Photo by Cassi Saari.  Creative Commons license.
I have always had a closeness with birch trees.  The stark white bark of many varieties is strikingly beautiful, especially in the midwest where colors rarely vary from green or brown.  I first began to take special note of them when reading JRR Tolkien's The Silmarillion, specifically his myth of the Two Trees, one gold and one silver.  From the silver tree descended the White Tree of Gondor, and my youthful mind conjectured all birch trees must have come from that noble line.  Later, as I began learning more Germanic and Celtic lore, I noticed the birch tree figured in cultures' lettering systems.

Proto-Germanic Rune Berkanan
The birch is repeatedly associated with birth and new beginnings in both Germanic and Celtic cultures, and this is intrinsically tied to the mundane nature of the tree.  They are known as a pioneer species: when a forest fire or other natural disaster happens, the birch tree is one of the first trees to colonize the bare land.  In grazing pastures or open areas, birch seedlings are those cleared most often.  We can see this reflected in the meaning of both the Proto-Germanic rune Berkanan, as well as the Ogham letter Beith.  The pure white bark of the birch, combined with its association with fire-cleared land, explain why it is believed by many to be a purifying tree.  Its rapid colonization of bare land tells us why this tree is associated with birth and new life.  As above, so below is an ancient concept: what a thing does in the mundane world is a good representation of its function on the spiritual or magical plane.

In Lebor Ogaim, also known as the Ogham Tract, is at least as old as 1390; and it tells an account of Ogma's invention of the Ogham alphabet.  Seven Beiths inscribed on a birch tree was the very first message ever recorded using the Ogham script.
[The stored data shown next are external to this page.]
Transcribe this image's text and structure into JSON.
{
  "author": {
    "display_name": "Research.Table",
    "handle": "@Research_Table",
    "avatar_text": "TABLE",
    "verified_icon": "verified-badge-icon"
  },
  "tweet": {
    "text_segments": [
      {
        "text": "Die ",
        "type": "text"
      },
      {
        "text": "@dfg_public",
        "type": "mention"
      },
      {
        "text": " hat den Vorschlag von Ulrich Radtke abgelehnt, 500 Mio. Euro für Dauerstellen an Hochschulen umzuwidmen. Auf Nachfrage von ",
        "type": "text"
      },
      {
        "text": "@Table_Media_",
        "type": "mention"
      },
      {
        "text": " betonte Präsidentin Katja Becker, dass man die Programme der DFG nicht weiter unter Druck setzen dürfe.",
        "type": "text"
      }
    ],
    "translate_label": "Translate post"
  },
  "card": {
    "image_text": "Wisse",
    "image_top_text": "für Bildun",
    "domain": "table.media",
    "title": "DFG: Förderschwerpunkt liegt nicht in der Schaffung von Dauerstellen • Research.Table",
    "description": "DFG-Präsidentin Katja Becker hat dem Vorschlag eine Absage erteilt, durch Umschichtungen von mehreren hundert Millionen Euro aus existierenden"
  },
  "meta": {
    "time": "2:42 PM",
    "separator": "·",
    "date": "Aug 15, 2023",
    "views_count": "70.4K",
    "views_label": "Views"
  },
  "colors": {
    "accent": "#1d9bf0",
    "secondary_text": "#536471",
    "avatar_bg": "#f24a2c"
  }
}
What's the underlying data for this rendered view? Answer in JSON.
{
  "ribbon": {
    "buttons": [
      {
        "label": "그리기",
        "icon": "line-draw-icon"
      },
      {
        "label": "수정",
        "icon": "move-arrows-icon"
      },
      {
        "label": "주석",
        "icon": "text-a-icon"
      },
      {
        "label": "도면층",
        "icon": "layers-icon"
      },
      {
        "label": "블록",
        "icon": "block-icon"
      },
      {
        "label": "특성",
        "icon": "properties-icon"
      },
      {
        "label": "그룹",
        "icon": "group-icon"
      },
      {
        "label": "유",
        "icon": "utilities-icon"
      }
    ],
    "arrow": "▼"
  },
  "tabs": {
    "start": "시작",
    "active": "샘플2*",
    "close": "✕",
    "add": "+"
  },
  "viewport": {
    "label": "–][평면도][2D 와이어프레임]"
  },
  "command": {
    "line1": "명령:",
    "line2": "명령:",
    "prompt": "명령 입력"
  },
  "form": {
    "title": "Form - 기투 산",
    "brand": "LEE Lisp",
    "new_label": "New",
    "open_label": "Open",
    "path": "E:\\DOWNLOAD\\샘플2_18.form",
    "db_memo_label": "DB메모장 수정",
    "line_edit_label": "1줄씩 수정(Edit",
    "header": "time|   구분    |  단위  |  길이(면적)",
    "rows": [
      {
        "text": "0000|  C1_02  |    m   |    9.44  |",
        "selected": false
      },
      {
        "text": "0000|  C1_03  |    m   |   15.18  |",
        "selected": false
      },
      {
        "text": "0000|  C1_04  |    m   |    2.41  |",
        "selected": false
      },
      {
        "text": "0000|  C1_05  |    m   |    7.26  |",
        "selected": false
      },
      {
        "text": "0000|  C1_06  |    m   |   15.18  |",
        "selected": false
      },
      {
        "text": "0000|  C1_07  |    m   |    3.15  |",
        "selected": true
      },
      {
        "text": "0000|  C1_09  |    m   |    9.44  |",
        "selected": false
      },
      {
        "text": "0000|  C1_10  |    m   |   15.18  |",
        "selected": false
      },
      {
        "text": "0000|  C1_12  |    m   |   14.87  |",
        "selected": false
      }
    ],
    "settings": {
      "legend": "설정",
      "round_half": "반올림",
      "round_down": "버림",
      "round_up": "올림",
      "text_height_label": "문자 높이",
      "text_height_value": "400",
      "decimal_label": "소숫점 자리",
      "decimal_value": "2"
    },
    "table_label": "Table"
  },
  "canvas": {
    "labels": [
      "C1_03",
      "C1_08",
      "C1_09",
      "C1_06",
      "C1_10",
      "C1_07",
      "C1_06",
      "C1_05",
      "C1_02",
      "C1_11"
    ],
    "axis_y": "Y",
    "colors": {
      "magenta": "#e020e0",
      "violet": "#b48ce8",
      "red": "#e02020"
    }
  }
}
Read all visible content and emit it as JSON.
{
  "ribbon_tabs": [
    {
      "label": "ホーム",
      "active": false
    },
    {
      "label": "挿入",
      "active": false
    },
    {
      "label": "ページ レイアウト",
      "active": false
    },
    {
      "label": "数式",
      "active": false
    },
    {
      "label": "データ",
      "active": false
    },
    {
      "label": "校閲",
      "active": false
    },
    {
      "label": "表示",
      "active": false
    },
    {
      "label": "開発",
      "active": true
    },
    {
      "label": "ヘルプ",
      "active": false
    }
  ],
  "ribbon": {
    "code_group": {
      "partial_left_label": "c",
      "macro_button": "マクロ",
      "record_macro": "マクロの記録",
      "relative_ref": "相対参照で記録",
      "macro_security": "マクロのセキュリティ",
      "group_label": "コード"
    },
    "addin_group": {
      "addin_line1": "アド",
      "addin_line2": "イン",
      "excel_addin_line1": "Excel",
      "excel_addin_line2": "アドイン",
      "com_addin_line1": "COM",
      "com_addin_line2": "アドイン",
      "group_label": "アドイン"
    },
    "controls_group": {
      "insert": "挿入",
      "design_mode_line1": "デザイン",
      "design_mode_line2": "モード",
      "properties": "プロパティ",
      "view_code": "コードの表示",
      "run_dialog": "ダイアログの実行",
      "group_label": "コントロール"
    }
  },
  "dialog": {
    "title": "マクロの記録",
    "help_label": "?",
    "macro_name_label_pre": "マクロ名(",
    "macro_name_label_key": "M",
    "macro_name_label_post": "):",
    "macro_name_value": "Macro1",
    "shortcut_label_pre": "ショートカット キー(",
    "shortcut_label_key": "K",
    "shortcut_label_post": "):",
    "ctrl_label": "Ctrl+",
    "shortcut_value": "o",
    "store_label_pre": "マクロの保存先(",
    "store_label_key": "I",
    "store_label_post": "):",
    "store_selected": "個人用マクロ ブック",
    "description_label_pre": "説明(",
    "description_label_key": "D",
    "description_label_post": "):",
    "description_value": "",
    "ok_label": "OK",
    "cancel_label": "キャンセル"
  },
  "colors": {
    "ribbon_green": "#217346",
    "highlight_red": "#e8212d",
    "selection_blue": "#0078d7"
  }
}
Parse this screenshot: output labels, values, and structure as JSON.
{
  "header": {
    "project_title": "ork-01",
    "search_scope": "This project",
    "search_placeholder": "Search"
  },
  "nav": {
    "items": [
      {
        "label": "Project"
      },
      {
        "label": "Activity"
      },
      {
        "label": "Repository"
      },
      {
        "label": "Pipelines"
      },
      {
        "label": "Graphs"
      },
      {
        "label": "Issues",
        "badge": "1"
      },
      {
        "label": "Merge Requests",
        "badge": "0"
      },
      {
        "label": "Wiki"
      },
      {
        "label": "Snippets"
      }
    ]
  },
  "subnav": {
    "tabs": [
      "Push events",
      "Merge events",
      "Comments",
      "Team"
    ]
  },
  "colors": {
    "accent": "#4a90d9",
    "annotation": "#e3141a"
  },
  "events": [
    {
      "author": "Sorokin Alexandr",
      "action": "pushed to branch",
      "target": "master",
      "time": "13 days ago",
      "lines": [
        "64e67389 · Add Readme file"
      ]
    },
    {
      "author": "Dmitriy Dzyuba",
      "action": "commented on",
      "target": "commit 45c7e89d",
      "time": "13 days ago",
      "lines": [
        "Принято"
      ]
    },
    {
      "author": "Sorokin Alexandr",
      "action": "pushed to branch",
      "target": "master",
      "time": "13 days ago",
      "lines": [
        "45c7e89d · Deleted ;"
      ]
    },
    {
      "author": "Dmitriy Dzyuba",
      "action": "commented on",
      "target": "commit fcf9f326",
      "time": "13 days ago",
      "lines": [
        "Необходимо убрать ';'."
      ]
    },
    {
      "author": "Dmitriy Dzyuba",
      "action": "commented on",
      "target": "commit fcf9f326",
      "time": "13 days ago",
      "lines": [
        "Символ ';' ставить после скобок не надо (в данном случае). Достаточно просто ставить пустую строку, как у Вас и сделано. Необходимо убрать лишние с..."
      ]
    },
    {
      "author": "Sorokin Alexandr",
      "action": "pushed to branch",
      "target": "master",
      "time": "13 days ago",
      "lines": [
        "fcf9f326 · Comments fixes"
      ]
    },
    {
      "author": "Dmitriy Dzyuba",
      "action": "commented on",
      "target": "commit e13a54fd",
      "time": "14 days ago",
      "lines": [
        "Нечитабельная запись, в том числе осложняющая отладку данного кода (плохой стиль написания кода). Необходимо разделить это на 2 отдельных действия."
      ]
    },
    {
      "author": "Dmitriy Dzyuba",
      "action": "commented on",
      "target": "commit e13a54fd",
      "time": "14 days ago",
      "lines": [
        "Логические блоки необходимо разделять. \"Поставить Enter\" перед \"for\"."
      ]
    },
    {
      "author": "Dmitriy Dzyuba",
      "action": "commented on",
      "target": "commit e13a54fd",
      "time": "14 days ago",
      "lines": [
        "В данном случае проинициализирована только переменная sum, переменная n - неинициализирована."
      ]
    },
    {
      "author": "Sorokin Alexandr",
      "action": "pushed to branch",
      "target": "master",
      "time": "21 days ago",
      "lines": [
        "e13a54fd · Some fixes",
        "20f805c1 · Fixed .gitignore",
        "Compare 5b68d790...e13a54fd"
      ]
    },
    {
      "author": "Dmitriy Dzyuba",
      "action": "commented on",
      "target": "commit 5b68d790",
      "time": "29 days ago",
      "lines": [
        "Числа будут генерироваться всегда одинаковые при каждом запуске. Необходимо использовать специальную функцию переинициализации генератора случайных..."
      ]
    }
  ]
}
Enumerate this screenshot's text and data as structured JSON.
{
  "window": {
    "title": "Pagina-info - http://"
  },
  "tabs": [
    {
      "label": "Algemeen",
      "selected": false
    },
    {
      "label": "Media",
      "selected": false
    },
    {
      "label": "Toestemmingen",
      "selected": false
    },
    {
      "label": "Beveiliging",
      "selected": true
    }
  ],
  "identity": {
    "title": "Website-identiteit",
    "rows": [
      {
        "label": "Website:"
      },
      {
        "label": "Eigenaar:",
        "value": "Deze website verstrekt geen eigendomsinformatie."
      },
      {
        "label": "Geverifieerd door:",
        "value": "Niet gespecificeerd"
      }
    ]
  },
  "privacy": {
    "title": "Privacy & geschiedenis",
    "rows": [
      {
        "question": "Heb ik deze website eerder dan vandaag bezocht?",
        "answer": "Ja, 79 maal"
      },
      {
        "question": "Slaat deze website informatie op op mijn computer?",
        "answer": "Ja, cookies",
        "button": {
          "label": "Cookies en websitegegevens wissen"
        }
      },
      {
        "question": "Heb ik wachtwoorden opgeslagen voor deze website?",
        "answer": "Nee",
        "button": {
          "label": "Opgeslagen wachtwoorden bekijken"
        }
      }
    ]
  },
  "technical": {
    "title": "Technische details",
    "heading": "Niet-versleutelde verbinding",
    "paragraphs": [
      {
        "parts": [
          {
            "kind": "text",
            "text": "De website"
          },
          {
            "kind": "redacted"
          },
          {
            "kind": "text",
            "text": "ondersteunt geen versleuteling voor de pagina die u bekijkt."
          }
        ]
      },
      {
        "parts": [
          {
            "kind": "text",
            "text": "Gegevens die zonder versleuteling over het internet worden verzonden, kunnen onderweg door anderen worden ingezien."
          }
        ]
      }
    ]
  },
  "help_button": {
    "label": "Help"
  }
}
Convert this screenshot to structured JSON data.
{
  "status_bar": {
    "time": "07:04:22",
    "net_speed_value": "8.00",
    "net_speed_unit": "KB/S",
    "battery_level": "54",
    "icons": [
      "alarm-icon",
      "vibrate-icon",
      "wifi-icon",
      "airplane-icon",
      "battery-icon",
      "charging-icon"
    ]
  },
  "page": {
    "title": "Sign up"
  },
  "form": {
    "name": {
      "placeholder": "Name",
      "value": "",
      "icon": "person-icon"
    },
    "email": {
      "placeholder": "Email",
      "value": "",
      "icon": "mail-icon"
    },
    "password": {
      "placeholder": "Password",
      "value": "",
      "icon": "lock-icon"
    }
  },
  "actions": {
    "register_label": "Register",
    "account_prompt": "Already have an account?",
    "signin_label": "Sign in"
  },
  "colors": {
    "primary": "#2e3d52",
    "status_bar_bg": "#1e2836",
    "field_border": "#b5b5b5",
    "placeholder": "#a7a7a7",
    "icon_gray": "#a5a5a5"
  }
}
The symbolism of purity and new beginnings as embodied in the birch tree has not stayed solely in the realm of Celtic or Germanic Pagans, but has become a symbol recognized by many under the Pagan umbrella.  It has also become strongly associated with mother-type Goddesses, but there is no evidence to suggest that Goddesses such as Brigid or Frige were ever explicitly linked with the birch tree.  The theory that Berkanan's shape is a pictogram for a pair of breasts is probably also nothing but conjecture, considering that its shape was likely adopted from a Latin letter which as far as we know had no relation either to the birch tree or the concept of motherhood.  Nonetheless, it has become so ingrained in Neo-Pagan culture that it is worth acknowledging that this symbolism is helpful to many people.

As with all nature spirits, my opinion is that the best way to get a feel for its energies or to bring its spirit into your life is to go out and get to know one!  Birch trees are often used as an ornamental tree here in the midwest, and so are easily found in public parks or arboretums; I advise finding a particular one that seems most open to interaction.  I find offerings of water are often appreciated by tree spirits, but you may want to bring only a poem or song depending on where the tree is located.  If nothing else, they are fascinating trees to study, and a Pagan can rarely go wrong spending some time beneath trees!